Cart abandonment is a major revenue leak and it’s something many ecommerce companies struggle with. While studies vary, estimates suggest that three out of four consumers will abandon a cart before they make a purchase. Oftentimes, they need a little nudge to encourage them to complete a purchase. An abandoned cart flow is triggered automatically. The first email simply reminds them that they’ve left items in their cart. A second email could offer a discount and convince people to follow through if they’re on the fence. Another email might include a higher discount and/or free shipping. Even if you don’t retain everyone who abandoned their cart, this specific flow can help you win back plenty of dollars.

VIP Flow

A VIP flow is designed to show a deeper level of appreciation to your top customers. Not only can your drive repeat sales from your highly engaged customers, but you can also turn them into brand advocates through personalized emails and recognition. There are several ways you can identify your VIP customers, including based on a number of orders placed, high average order value, lifetime revenue, and placed order and/or revenue. You can show appreciation to your VIP customers by offering exclusive deals and promotions. You should also include referral emails into this flow to help secure recommendations from ideal customers.

Post-Purchase Flow

Did you know that sending an email right after a purchase has been made is pretty effective? After a sale is made, follow up with your customer and let them know you’re thankful for their business and are happy to ask any questions. You should use the post-purchase flow to encourage additional spending; believe it or not, if a customer has just spent money on your business, they’re likely to feel comfortable spending a little more with the right offer. Your post-purchase flow can include a thank you email, a discounted offer, a request for a review, and a final thank you email with discount code.

Upsell & Cross-Sell Flow

You can get your customers to spend more money by upselling and cross-selling your products and services. Upselling encourages your customers to buy a pricier version of your product while cross-selling suggests related products your customer might be interested in. You can maximize the relevance of your offer through automation and triggers.

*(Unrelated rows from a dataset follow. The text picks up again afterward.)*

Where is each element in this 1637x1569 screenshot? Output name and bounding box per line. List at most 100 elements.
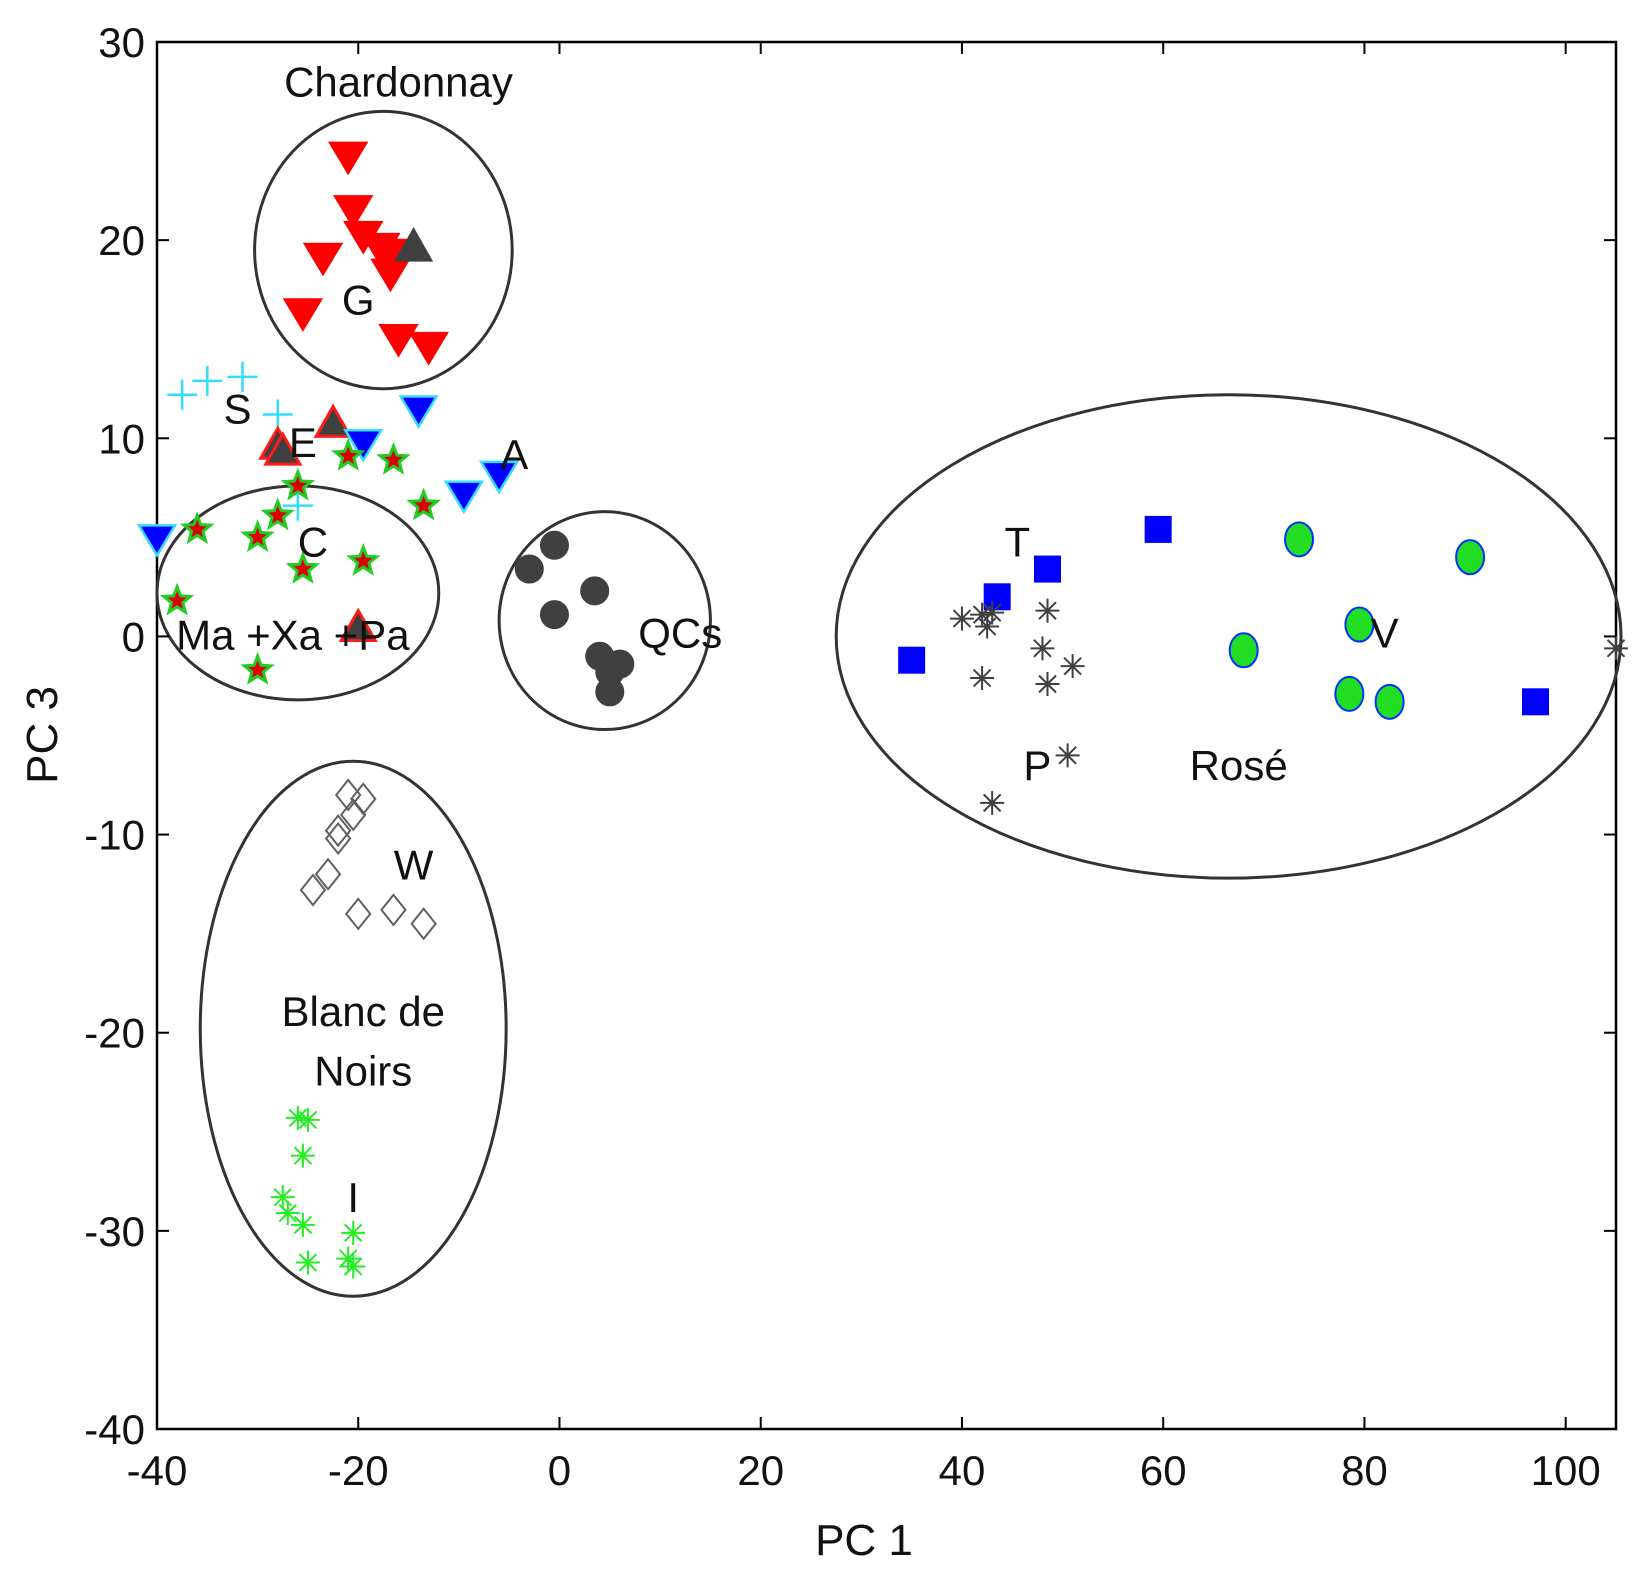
data-point [394, 227, 434, 262]
data-point [1334, 675, 1365, 712]
data-point [333, 195, 374, 229]
data-point [1055, 743, 1080, 768]
x-tick-label: 40 [939, 1447, 986, 1494]
data-point [580, 576, 610, 606]
data-point [1455, 539, 1486, 576]
data-point [410, 907, 437, 941]
data-point [376, 441, 411, 475]
data-point [1035, 598, 1060, 623]
data-point [285, 550, 321, 584]
annotation-label: T [1004, 518, 1030, 565]
y-tick-label: 0 [122, 613, 145, 660]
x-tick-label: 60 [1140, 1447, 1187, 1494]
data-point [514, 554, 544, 584]
data-point [280, 467, 316, 501]
annotation-label: G [342, 277, 375, 324]
cluster-ellipse [198, 759, 508, 1298]
y-tick-label: -10 [84, 812, 145, 859]
data-point [282, 298, 324, 332]
annotation-label: Blanc de [282, 988, 445, 1035]
data-point [970, 666, 995, 691]
x-tick-label: 20 [737, 1447, 784, 1494]
data-point [539, 600, 569, 630]
x-tick-label: 80 [1341, 1447, 1388, 1494]
data-point [949, 606, 974, 631]
data-point [263, 431, 303, 466]
annotation-label: P [1023, 742, 1051, 789]
annotation-label: W [394, 841, 434, 888]
data-point [343, 428, 384, 463]
data-point [167, 379, 198, 410]
data-point [398, 395, 439, 429]
data-point [302, 242, 344, 277]
data-point [179, 511, 215, 545]
axis-ticks: -40 -20 0 20 40 60 80 100 -40 -30 -20 -10 0 10 20 30 [84, 19, 1616, 1494]
x-tick-label: 100 [1531, 1447, 1601, 1494]
data-point [262, 399, 293, 430]
data-point [344, 897, 372, 931]
data-point [338, 607, 378, 643]
data-point [406, 487, 441, 521]
data-point [1060, 654, 1085, 679]
data-point [227, 361, 258, 392]
x-tick-label: -40 [127, 1447, 188, 1494]
plot-frame [155, 40, 1618, 1431]
annotation-label: Noirs [314, 1047, 412, 1094]
data-point [314, 857, 342, 891]
data-point [983, 583, 1011, 611]
data-point [324, 821, 352, 856]
data-point [1344, 606, 1375, 643]
data-point [970, 602, 995, 627]
y-tick-label: -30 [84, 1208, 145, 1255]
data-point [443, 480, 485, 515]
annotation-label: Rosé [1190, 742, 1288, 789]
data-point [260, 497, 296, 531]
data-point [898, 646, 926, 674]
cluster-ellipse [253, 109, 514, 391]
annotation-label: Chardonnay [284, 59, 513, 106]
data-point [408, 331, 449, 366]
data-point [159, 582, 195, 616]
data-point [605, 649, 635, 679]
x-axis-title: PC 1 [815, 1516, 913, 1565]
data-point [478, 460, 520, 495]
y-tick-label: 30 [98, 19, 145, 66]
data-point [313, 403, 353, 438]
x-tick-label: 0 [548, 1447, 571, 1494]
data-point [1374, 683, 1405, 720]
data-points [136, 141, 1628, 1279]
y-tick-label: 20 [98, 217, 145, 264]
data-point [330, 437, 366, 471]
annotation-label: V [1371, 609, 1399, 656]
data-point [980, 790, 1005, 815]
annotation-label: E [289, 419, 317, 466]
y-tick-label: -20 [84, 1010, 145, 1057]
data-point [299, 873, 327, 907]
data-point [290, 1143, 315, 1168]
data-point [240, 519, 275, 553]
data-point [595, 677, 625, 707]
data-point [1030, 636, 1055, 661]
y-tick-label: -40 [84, 1406, 145, 1453]
data-point [370, 258, 411, 293]
cluster-ellipse [497, 510, 712, 732]
annotation-label: A [500, 431, 528, 478]
data-point [282, 490, 313, 521]
data-point [341, 1220, 366, 1245]
data-point [285, 1105, 310, 1130]
data-point [975, 614, 1000, 639]
data-point [240, 651, 275, 685]
data-point [1228, 632, 1259, 669]
annotations: Chardonnay G SE A C Ma +Xa +Pa QCs T V P Rosé W Blan… [176, 59, 1398, 1222]
data-point [1144, 515, 1172, 543]
cluster-ellipse [834, 393, 1623, 880]
data-point [336, 1246, 361, 1271]
data-point [1033, 555, 1061, 583]
data-point [1522, 688, 1550, 716]
data-point [378, 323, 419, 358]
y-axis-title: PC 3 [18, 686, 67, 784]
data-point [290, 1212, 315, 1237]
data-point [980, 600, 1005, 625]
data-point [324, 814, 352, 848]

For example, let’s say you run an eCommerce company that sells hair products and accessories. If someone purchases a blow dryer on your website, it could trigger a flow that cross-sells complementary products (like a blow-drying brush) or upsells (like a more expensive blow dryer with better features). Good times to upsell and cross-sell are immediately after a purchase, when a trial has been completed when a customer hits a milestone, or when you’ve released a new product.